Benita Katzenellenbogen has delved into the causes and treatments for breast cancer and other hormone-dependent cancers for virtually her entire career. Her tireless work in the field has established her as a world-renowned expert.

Lately, Katzenellenbogen, Professor of Molecular and Integrative Physiology and of Cell and Developmental Biology, and her research group are “very much focused on targeted therapies.”

Cancer treatment approaches have changed in the past decades. As researchers learn more about cancer biology, including identifying subtypes that respond to different treatments, they have figured out ways to target specific cancer cells with a more precise approach. And the more they understand about the mechanisms at work, the more targeted those treatments have become, meaning that they effectively treat the cancer with greatly reduced side effects.

Of course, targeted therapies are not always a panacea. Even with the exciting results of targeted treatments, some cancers figure out a way to make a comeback. Why and how do cancers fight back? Those cancers that become “treatment-resistant” currently present one of the major challenges in the field. Working to describe the biology by which cancers change in response to these targeted therapies, and looking at certain “aggressiveness factors” that block treatment has motivated Katzenellenbogen’s lab for several years.

Several effective treatments for hormone receptor (HR)-positive cancers (which comprise about 70% of initial breast cancers) block the action of estrogen, turning the estrogen receptor (ER) off and thus thwarting the cancer. In cases where this treatment stops working, it is often because the ER becomes “constitutively active,” which means it no longer needs estrogen to turn on. This is one so-called aggressiveness factor, when the ER goes rogue, so to speak.

Katzenellenbogen’s lab has been working to understand how it is that the ER becomes constitutively active and then why that makes the cancer more resistant to treatment. Her lab is collaborating with John Katzenellenbogen and his laboratory in the Department of Chemistry to develop anti-estrogen molecules that might be able to inhibit the activity of these mutated estrogen receptors.

“Of the ER positive cancers that metastasize or resist treatment, 30-40% of them have these mutated ERs,” said Katzenellenbogen. So, finding a way to inhibit them would be a major breakthrough.

In another recent finding that holds promise for some of the most difficult-to-treat breast cancers, Katzenellenbogen’s lab has found an increase in the expression of the transcription factor FOXM1, another “aggressiveness factor.”

In one recent collaboration with oncologists in Korea, Katzenellenbogen’s lab observed an upregulation of FOXM1 in treatment- resistant cancers. Typically, FOXM1 is only found at significant levels during embryonic development. When it shows up in cancer, it makes the cancer much more robust and difficult to treat.

“High levels of FOXM1 are associated with less good patient outcomes,” said Katzenellenbogen.

Katzenellenbogen is interested in understanding the biology of this transcription factor. FOXM1 appears to be upregulated, not only in some breast cancers but also in other cancers, including colon and prostate that also have become resistant to treatment, as well as some glioblastomas and gastric cancers.

“We are interested in understanding how FOXM1 works, in other words, what genes does it turn on, and how does that impact the invasiveness of the cells.”

“We do know that many genes under FOXM1 regulation are genes associated with proliferation, invasiveness, and resistance to treatments,” she added.

As with the constitutively active estrogen receptor project, Katzenellenbogen is collaborating with John Katzenellenbogen’s laboratory to develop small molecule inhibitors that can effectively block FOXM1. For example, they are looking for compounds that might block FOXM1’s interaction with DNA or in some other way block its activity.
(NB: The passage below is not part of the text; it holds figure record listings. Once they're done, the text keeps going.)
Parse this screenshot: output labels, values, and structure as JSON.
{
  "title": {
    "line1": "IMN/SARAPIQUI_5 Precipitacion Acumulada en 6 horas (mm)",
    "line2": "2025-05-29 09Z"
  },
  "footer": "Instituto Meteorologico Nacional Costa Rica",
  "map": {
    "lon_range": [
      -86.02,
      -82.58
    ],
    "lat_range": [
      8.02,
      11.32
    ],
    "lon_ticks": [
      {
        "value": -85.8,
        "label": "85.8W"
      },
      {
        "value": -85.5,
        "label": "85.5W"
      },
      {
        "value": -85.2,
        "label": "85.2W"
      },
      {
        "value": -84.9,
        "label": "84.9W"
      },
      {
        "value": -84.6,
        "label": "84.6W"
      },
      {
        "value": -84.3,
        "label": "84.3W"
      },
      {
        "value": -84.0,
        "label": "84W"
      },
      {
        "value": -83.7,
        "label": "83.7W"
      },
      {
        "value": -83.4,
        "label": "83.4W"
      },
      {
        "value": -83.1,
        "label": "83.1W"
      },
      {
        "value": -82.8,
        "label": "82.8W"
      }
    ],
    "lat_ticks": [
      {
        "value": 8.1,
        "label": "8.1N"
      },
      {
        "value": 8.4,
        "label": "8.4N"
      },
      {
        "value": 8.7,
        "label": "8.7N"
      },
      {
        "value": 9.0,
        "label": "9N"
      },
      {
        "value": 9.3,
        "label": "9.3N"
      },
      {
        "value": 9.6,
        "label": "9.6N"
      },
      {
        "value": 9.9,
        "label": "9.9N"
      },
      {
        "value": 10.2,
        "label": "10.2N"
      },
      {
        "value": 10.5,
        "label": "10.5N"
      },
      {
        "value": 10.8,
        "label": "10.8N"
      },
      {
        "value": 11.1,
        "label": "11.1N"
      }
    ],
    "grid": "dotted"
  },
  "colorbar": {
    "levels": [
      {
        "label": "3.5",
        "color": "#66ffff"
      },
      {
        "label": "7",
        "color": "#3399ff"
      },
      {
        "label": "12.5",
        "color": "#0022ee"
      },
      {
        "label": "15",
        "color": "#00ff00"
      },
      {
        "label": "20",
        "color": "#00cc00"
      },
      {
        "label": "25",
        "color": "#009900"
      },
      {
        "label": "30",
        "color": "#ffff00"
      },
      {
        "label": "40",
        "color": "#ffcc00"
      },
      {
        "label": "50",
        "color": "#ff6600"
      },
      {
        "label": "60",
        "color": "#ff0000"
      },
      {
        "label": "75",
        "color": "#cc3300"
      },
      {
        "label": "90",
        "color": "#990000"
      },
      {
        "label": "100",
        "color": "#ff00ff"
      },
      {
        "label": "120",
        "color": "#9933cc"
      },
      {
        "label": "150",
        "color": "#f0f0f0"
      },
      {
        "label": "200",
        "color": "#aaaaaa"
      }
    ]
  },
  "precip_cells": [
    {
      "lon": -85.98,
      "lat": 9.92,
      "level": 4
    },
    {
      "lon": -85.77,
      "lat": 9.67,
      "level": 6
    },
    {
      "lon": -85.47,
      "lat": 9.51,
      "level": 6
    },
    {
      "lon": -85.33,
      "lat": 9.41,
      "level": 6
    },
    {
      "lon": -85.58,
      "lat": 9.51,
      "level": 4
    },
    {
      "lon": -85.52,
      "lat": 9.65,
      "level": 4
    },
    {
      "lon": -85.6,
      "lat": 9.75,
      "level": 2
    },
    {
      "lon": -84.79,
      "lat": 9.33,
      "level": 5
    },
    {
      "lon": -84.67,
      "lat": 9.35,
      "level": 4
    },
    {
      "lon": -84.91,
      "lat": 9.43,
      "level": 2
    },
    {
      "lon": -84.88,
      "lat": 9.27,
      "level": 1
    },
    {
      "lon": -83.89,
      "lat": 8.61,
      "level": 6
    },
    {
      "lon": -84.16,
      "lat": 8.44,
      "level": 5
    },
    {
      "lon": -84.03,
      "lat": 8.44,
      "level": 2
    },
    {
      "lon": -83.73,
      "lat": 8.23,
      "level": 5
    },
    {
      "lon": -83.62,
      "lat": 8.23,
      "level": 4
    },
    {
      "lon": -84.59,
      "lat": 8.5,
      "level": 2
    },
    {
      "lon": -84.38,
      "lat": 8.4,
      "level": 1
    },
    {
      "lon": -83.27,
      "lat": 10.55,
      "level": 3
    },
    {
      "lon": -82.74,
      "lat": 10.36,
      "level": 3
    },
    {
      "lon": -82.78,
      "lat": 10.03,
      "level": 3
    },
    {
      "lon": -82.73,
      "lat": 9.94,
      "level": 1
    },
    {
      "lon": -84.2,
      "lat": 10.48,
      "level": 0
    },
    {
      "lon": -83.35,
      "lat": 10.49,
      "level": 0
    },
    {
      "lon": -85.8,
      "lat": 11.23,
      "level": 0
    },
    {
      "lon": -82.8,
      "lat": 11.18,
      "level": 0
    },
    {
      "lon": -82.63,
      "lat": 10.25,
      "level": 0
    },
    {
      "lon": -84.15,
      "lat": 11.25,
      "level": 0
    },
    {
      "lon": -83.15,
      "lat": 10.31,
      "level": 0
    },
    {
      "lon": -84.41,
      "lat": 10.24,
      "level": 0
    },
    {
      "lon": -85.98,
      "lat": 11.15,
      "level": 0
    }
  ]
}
Some inhibitory molecules have been identified previously, but they are not active enough or are not selective enough, meaning they interfere with too many other cell activities, says Katzenellenbogen.

One finding that has Katzenellenbogen intrigued is that FOXM1 upregulation is present in triple-negative breast cancers. These are breast cancers that do not respond to hormonal therapies, including tamoxifen and aromatase inhibitors. If the action of FOXM1 can be blocked, that might represent a possible breakthrough in treatment for this especially challenging subgroup of cancer, which comprises about 15% of all breast cancers.

Katzenellenbogen rarely stops to consider how far the field has come, but when she does, it is to appreciate that cancer is no longer the immediate death sentence it once was.

“We have made great progress in trying to understand the main drivers in cancer subtypes and to identify the best targets for therapy,” she said. “These days most cancers are considered diseases one survives; they are not always lethal.The numbers of people effectively treated even 20 years after diagnosis continues to increase.Through better sub- typing of cancers we know better the risk of recurrence so people are better monitored and even treated differently.”

And that is progress worth celebrating.

(Professor Katzenellenbogen gratefully acknowledges research support from the Breast Cancer Research Foundation, the Julius and Mary Landfield Cancer Research Fund, and the National Institutes of Health.)